Karen Blair has said often she would take a shot at being a head coach when she felt the timing and fit were right. That fit came in the form of Georgia Tech, and that timing is now.
Blair, the seventh coach in Tech women’s basketball history, was introduced Monday during a news conference inside McCamish Pavilion.
“To the Yellow Jacket community, this is what I can tell you: I’m ready,” Blair said Monday. “I’m here to work. I want to compete and I want to lead with integrity. That’s what it’s about for me, is we want to compete to win, we want to have a standard of excellence, that’s what we work toward every single day.”
A career assistant and former standout as a player at SMU in the late 1990s, Blair takes over a Tech program that can be described only as in transition. The retirement of veteran coach Nell Fortner at the end of March left Tech without a coach and the team with a decimated roster — seven players from the 2024-25 squad have placed their name in the NCAA’s transfer portal since the Yellow Jackets lost to Richmond in Los Angeles in the first round of the NCAA Tournament.
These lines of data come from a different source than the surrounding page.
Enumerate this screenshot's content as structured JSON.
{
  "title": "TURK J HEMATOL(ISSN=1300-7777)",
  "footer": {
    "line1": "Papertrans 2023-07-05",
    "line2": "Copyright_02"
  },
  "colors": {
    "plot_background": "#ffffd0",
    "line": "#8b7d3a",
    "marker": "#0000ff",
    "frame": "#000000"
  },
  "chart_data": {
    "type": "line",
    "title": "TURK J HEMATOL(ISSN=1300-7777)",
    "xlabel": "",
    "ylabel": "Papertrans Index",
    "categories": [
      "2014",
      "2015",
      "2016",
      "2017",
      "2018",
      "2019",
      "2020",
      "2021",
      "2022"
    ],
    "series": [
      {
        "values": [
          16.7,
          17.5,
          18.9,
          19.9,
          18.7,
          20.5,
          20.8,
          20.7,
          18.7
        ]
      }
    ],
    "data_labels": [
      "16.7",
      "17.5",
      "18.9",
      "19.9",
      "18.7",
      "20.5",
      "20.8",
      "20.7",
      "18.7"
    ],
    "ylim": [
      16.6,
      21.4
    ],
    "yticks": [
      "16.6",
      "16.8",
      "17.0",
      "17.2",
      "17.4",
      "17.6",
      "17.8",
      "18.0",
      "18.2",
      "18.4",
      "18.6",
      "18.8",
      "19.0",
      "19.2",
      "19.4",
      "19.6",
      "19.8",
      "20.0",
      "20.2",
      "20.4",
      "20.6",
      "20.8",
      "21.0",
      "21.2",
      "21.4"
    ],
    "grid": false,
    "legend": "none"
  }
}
Blair said her first order of business is trying to establish relationships with the existing members of the team and to even try to convince those considering playing elsewhere next year to return to Tech for the 2025-26 season. Building a staff and scouring the transfer portal for additional talent are also of utmost importance and urgency.
The former associate head coach at Maryland has to do all that while balancing name, image and likeness deals and possible revenue-sharing payouts.
“I think if you talk to anybody that knows me, I love a challenge. And if we say we’re not facing interesting or challenging times right now in athletics, then we’re kidding ourselves,” Blair said. “But for me I actually have embraced it. These last three years, as a No. 2 (at Maryland), that’s what I was working on. My No. 1 job was trying to figure out how to best go forward in this new environment. I’m going to embrace it, I’m excited about it and I know right now this program is very well supported and that’s another reason that made it a really easy decision to be here.”
Blair was flanked Monday by Tech president Angel Cabrera on her right and Tech athletics director J Batt on her left. Batt said he was looking for someone with a track record of success, someone with a plan and someone who was a great fit.
Batt thanked the current members of the team for trusting his judgment in the hiring process as well.
“We had tremendous interest in this position,” Batt added. “We were very well prepared. As you know we went quickly. We had a ton interest. (Blair) rose to the top very, very early on in the process and it was clear she was the right choice.”
Blair played point guard at SMU from 1995-99 and began her coaching career following graduation from the Dallas school in 1999. She has been an assistant at Colgate, Texas-Arlington, North Texas and Virginia Commonwealth, respectively, before her previous her seven seasons at Maryland.
She said she’d like her offense to play with pace and space, and to be known for ball and player movement. Defensively, she will want her teams to control tempo and disrupt rhythm.
How quickly she can build a team to do those things at a high level remains to be seen.
“The standard is to go to the NCAA Tournament. That’s what you guys brought me here for,” Blair said. “I want to continue to grow that and that to be the standard for us going forward is that we’re dancing in March.”